Le 10 juillet 2022 – 15ème dimanche ordinaire "C"

Dt 30, 10-14; Col 1, 15-20; Lc 10, 25-37

 

H O M É L I E

          La première lecture que nous avons entendue était tirée du livre du Deutéronome, qui, de tous les livres de l'Ancien Testament, est le plus juridique.  Et pourtant le message que nous avons entendu était une merveilleuse introduction à l'enseignement de l'Évangile.  Ce texte nous disait que la Loi de Dieu ne peut pas être réduite à une série de règlements, mais est une loi d'amour, écrite sur nos coeurs.  Si nous écoutons cette loi d'amour que Dieu a écrite sur nos coeurs, tous les autres préceptes de l'Évangile ou de l'Église prendront leur vrai sens.  Si nous ne le faisons pas, ils demeureront un amoncellement de textes morts.

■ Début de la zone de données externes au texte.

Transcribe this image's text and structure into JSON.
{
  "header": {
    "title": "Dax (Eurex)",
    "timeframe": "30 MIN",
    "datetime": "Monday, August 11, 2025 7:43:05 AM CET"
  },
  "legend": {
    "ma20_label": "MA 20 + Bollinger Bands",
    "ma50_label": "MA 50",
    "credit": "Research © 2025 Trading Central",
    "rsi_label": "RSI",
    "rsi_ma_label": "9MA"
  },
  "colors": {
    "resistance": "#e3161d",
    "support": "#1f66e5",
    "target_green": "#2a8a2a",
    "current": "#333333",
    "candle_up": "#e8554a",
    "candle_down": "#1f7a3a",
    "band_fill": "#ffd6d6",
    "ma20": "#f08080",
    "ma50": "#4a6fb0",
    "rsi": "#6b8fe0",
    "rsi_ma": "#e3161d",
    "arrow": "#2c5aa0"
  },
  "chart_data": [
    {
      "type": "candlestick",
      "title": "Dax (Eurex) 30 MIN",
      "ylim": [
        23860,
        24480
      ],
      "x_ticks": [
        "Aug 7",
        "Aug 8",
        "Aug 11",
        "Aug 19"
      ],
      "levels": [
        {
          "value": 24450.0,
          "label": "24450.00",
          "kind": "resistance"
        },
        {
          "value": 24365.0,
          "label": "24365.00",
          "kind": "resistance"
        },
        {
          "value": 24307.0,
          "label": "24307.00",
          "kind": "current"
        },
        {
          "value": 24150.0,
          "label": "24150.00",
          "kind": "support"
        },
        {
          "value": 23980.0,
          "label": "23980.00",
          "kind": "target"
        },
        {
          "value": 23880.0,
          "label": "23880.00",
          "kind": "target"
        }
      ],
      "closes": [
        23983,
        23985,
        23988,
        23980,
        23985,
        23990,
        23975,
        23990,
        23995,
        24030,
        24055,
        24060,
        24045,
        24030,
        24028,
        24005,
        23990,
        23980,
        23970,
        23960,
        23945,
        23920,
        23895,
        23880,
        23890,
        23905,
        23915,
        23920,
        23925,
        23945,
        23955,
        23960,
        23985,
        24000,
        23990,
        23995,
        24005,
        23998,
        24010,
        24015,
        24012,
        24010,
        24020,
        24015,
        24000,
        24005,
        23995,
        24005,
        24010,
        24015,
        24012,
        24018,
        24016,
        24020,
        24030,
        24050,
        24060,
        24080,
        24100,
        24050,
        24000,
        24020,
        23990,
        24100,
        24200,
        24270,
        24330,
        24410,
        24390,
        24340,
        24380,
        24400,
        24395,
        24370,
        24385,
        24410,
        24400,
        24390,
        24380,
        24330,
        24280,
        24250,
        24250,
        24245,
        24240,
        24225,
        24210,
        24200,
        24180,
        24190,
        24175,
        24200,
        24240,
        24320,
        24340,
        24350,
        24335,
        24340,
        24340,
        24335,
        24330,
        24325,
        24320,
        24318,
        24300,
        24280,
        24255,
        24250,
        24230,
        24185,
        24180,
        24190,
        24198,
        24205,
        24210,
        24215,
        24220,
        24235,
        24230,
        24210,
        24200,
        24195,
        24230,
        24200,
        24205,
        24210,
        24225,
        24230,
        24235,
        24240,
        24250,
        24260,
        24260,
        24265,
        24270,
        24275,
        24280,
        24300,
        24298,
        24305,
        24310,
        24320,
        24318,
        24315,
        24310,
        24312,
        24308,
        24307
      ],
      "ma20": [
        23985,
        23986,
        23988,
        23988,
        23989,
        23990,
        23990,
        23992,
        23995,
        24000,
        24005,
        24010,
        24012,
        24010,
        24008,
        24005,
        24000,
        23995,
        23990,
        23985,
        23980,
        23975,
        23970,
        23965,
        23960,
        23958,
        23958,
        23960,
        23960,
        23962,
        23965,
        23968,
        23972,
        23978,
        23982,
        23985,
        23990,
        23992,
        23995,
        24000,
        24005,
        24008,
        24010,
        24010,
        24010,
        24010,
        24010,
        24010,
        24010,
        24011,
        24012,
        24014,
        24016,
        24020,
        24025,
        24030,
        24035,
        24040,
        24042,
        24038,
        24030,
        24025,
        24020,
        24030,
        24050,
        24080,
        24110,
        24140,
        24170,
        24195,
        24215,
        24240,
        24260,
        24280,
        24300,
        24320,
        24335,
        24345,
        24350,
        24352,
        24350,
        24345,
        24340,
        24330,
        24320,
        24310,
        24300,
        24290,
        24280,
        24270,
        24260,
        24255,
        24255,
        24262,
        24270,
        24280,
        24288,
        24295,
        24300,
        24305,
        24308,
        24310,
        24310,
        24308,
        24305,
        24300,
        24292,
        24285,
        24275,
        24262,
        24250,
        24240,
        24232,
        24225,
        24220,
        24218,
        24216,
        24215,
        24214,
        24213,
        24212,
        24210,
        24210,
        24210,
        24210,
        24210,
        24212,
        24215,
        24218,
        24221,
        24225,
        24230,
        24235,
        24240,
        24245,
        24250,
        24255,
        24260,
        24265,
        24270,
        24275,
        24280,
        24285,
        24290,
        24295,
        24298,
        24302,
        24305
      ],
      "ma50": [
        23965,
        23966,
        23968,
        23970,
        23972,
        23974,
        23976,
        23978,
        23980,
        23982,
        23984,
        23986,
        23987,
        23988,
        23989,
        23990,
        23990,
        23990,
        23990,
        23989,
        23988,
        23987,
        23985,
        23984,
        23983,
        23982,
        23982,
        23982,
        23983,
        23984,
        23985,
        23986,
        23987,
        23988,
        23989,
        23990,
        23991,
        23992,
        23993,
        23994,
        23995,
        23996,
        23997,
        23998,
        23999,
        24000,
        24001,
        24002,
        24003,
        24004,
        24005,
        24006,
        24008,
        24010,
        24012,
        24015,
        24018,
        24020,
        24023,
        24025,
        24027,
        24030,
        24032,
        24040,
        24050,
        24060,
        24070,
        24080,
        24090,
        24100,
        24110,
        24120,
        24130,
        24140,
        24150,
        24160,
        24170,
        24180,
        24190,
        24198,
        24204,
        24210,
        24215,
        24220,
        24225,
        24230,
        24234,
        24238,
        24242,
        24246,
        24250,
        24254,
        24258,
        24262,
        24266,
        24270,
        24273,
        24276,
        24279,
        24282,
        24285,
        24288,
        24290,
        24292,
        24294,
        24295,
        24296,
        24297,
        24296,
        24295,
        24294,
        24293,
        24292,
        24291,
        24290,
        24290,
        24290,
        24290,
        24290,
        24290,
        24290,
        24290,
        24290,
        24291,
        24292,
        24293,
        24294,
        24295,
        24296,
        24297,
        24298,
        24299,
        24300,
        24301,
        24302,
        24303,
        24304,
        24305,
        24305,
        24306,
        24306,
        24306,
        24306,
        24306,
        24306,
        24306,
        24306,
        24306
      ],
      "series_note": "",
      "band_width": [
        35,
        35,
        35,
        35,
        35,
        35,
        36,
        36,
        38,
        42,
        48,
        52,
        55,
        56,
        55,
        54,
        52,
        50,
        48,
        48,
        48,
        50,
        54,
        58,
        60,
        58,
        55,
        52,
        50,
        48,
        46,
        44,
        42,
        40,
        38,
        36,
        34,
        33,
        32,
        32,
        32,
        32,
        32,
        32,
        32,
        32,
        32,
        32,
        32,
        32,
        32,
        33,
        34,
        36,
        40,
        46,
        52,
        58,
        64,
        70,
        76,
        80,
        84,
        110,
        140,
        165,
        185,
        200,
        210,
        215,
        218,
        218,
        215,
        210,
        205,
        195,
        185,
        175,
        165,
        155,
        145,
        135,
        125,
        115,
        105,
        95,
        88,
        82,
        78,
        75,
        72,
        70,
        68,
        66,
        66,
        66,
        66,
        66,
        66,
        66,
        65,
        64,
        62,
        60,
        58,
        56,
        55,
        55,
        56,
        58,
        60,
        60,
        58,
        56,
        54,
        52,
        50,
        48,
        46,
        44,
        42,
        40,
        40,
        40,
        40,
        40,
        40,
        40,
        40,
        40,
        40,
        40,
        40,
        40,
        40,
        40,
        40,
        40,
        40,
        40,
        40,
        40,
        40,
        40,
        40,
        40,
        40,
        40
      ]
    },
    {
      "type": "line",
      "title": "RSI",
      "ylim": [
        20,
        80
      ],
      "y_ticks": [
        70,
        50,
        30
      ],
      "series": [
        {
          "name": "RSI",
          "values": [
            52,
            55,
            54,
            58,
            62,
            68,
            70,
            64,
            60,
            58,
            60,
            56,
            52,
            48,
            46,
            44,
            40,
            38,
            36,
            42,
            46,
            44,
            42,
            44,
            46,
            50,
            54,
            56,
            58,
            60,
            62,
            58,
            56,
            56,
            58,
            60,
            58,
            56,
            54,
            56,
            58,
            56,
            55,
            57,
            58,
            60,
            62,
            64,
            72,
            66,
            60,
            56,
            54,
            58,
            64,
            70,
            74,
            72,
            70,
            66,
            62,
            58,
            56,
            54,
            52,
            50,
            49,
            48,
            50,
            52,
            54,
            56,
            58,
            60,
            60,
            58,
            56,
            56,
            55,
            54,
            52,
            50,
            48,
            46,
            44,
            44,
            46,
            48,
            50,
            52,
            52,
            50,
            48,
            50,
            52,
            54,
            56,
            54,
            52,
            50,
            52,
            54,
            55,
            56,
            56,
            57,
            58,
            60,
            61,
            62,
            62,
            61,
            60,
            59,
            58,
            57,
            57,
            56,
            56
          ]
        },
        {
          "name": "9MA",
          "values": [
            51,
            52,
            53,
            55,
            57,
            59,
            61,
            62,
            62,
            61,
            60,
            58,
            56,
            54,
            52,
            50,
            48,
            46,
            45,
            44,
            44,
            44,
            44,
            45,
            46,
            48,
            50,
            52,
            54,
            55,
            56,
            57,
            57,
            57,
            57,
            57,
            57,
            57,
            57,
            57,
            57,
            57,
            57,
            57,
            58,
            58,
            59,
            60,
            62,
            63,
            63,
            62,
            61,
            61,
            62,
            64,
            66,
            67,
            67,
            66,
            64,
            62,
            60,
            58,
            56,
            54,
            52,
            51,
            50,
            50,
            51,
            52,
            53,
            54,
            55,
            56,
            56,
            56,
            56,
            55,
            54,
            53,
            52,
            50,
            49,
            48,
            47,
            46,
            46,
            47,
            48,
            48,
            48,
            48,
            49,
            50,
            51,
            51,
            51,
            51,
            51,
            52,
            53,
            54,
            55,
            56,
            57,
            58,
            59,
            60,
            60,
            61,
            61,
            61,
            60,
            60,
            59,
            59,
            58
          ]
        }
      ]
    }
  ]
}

          Le récit très vivant, tiré de l'Évangile de Luc, que nous venons de lire commençait par une importante question posée à Jésus par un docteur de la Loi.  C'était une très bonne question, personnelle et pratique.  En effet, il n'a pas dit de façon abstraite : "Quel est le plus grand commandement?" mais bien : "Que dois-je faire?"  Jésus lui dit:  "Tu es un docteur de la Loi; tu dois savoir cela.  Que lis-tu dans ta Loi?"  Et l'homme donne alors la bonne réponse:  "Tu aimeras le Seigneur ton Dieu de tout ton coeur, de toute ton âme, de toute ta force, de tout ton esprit, et ton prochain comme toi-même."  Très bien! dit Jésus!  Fais cela et tu auras la vie éternelle.  Le docteur trouve que le dialogue s'est terminé un peu trop brusquement et il pose une autre question: "Mais alors... qui est mon prochain?"

         

          À cette deuxième question, Jésus va répondre par une parabole.  Et il est important de se souvenir que toute la parabole qui va suivre est une réponse à cette question: "qui est mon prochain?"; car, lorsqu'il aura fini de raconter la parabole Jésus reviendra précisément à cette question : "Qui, d'après toi, a été le prochain de l'homme tombé sous les coups des brigands?"  Par cette question Jésus obligera le docteur à s'identifier avec l'homme tombé dans le fossé, sous les coups des brigands.  (Souvenons-nous que la technique de la parabole comme forme d'enseignement consistait à amener les auditeurs à s'identifier à l'un des personnages du récit.)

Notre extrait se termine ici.